Physics department home to pioneering researchers, committed teachers

Sept. 22, 2005 5:01 p.m.

Princeton physicist Joseph Taylor, a Nobel laureate, works with students during an advanced physics class on electromagnetism. Taylor won the Nobel Prize in 1993 with former student Russell Hulse, now a principal research physicist at the Princeton Plasma Physics Laboratory, for their discovery of a unique twin star system known as a binary pulsar and its use to verify Einstein's general theory of relativity.

Photo: Denise Applewhite

Princeton's Department of Physics has a long history of pioneering research in experimental and theoretical physics conducted by distinguished faculty members who also share the University's strong commitment to teaching at all levels.

The department's faculty includes some of the world's leading physicists in a variety of fields, including high energy; condensed matter; mathematical, biological and nuclear physics; and astrophysics. More than a dozen Nobel Prizes have been awarded to faculty and students of the department in recognition of their groundbreaking research.

Undergraduate concentrators in physics at Princeton learn about the structure of physical law and take part in its discovery, developing broadly applicable problem-solving skills. Physics majors are prepared not only for a career in physics but many other fields, such as consulting, medicine, law, teaching, biotechnology and engineering. The department has made its core requirements more flexible, allowing a greater variety of programs of study that satisfy the major requirements, and offers certificate programs in engineering physics, biophysics, finance and other fields.

The graduate program has two main goals: the development of a broad background in basic physics, and, through the completion of a thesis, the expansion of research abilities in a more specialized area. Graduate students are prepared for careers in research and teaching at the university level or research in industrial and government laboratories. The skills acquired or extended through intensive graduate work in physics -- quantitative reasoning, advanced computational methods, equipment and electronics design, and many others -- are also applicable to many other fields.

The department's history began with Joseph Henry, a onetime watchmaker's apprentice who became a legendary teacher and one of the most acclaimed research pioneers of the 19th century. Henry arrived on campus in 1832, conducted courses in natural philosophy and engineering, and performed a series of experiments in electromagnetic induction that put him at the forefront of the first golden age of science in America.

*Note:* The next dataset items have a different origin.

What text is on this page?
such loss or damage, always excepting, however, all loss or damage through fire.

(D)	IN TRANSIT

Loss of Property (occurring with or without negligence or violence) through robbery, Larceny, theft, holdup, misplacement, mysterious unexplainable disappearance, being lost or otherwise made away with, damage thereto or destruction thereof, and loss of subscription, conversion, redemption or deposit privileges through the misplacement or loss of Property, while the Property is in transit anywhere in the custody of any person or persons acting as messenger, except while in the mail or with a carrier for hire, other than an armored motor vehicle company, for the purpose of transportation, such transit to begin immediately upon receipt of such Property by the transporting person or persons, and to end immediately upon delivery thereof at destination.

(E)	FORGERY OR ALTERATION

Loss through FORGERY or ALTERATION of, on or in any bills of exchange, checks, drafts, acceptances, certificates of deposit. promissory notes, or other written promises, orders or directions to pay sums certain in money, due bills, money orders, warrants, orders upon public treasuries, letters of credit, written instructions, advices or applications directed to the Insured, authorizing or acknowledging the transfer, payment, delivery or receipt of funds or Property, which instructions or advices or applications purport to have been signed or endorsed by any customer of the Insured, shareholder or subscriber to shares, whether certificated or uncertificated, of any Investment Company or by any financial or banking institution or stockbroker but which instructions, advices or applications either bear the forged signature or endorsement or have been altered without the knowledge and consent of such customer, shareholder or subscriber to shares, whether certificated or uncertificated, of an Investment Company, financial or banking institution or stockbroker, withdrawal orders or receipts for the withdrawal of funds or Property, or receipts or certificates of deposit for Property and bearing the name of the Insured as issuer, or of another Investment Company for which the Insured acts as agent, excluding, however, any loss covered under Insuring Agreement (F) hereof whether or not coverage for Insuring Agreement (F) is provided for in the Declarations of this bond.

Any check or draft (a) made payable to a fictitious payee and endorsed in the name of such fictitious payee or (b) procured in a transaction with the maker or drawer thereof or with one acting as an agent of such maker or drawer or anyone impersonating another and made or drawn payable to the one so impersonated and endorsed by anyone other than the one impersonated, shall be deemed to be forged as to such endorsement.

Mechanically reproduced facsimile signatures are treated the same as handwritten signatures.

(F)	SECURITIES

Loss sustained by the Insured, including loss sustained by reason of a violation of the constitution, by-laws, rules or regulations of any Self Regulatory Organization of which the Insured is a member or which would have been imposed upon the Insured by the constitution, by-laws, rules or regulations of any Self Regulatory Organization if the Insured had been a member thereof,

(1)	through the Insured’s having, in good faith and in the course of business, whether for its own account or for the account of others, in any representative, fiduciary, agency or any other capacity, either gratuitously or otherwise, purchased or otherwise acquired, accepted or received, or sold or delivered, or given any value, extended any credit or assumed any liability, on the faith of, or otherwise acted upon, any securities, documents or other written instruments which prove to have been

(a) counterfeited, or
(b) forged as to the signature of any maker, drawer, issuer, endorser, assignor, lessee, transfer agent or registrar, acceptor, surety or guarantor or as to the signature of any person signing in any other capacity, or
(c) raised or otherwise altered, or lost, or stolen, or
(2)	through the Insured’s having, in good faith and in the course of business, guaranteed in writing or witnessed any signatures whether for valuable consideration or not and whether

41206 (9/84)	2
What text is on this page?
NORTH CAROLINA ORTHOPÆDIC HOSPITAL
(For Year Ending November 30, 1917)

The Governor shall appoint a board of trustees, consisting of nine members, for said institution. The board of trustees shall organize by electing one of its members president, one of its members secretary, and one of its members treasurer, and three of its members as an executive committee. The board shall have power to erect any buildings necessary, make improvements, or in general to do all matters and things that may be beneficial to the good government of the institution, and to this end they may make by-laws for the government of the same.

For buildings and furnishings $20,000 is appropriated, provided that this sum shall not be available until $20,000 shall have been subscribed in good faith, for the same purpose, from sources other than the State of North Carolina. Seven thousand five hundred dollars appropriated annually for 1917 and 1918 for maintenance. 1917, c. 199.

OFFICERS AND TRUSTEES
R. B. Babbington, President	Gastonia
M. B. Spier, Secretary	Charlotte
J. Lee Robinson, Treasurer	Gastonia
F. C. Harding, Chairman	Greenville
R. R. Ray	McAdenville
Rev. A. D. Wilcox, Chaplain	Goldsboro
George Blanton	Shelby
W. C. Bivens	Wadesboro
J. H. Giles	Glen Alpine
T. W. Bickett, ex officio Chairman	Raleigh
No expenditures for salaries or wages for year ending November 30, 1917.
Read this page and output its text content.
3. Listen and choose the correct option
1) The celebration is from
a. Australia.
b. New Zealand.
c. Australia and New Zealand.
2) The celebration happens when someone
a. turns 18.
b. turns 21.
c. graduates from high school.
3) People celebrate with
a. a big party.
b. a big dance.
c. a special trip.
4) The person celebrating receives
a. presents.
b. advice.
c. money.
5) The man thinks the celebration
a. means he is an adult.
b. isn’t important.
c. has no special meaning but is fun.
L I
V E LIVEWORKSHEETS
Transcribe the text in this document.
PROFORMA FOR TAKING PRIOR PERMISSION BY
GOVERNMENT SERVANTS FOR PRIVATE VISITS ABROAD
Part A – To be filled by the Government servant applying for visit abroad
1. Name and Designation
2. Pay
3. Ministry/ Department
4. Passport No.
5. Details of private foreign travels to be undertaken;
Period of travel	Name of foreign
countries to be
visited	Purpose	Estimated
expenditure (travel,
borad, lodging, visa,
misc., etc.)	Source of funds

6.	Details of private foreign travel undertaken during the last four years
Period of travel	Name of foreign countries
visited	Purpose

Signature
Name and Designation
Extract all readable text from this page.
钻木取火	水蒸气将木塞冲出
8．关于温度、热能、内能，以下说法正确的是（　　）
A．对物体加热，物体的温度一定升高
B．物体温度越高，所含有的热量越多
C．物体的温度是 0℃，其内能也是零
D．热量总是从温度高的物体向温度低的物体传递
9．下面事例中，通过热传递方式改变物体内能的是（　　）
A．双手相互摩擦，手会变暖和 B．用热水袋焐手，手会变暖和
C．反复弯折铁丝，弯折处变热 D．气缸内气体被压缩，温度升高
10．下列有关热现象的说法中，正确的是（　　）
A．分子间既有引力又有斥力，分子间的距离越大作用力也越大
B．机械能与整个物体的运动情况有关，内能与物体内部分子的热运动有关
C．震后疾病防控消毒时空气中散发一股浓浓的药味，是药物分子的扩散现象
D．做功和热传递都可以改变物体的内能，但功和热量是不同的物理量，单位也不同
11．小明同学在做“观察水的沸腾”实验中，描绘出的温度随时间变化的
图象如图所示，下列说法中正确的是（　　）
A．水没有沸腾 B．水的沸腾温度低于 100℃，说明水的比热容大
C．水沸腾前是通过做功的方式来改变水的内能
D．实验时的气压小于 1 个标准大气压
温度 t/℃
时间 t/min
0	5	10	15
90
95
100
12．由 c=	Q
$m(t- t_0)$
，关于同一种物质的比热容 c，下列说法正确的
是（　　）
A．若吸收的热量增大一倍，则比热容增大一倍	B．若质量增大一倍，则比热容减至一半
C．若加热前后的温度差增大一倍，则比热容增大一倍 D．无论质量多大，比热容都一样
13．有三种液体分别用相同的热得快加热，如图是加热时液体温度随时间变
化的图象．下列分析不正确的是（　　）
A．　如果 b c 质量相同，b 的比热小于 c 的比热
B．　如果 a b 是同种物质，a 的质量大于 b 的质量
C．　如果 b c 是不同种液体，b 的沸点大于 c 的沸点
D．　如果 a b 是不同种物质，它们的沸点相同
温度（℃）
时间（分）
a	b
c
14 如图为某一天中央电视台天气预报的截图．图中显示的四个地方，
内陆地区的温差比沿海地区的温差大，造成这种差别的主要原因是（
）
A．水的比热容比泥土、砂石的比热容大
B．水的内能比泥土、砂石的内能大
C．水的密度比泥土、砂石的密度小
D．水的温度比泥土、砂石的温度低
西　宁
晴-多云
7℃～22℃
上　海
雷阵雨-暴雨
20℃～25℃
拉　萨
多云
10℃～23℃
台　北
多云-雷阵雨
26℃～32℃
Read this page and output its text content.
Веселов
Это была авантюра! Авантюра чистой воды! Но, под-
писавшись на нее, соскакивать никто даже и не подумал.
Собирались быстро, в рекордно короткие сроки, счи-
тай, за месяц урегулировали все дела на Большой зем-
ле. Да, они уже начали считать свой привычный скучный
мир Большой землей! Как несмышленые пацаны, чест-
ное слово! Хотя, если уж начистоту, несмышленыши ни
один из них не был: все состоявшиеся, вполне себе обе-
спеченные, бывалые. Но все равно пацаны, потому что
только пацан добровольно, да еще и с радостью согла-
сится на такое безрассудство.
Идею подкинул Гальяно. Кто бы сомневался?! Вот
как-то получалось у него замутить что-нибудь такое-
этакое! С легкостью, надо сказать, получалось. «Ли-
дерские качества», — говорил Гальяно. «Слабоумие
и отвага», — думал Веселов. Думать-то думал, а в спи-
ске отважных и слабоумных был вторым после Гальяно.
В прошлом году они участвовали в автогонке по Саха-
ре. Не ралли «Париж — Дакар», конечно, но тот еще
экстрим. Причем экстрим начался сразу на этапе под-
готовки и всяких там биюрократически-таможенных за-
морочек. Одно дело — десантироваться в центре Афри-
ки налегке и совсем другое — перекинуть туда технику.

The auspicious legacy was extended by President James McCosh, who in 1873 brought to campus the renowned Cyrus Fogg Brackett. Along with fellow physicist William Magie and mathematician Henry Fine, Brackett laid a solid academic foundation for one of the world's leading centers of theoretical physics. In the 20th century, Princeton's prominence in relativity theory influenced Albert Einstein's decision to move to Princeton and led to his long friendship with the University during his tenure at the neighboring Institute for Advanced Study.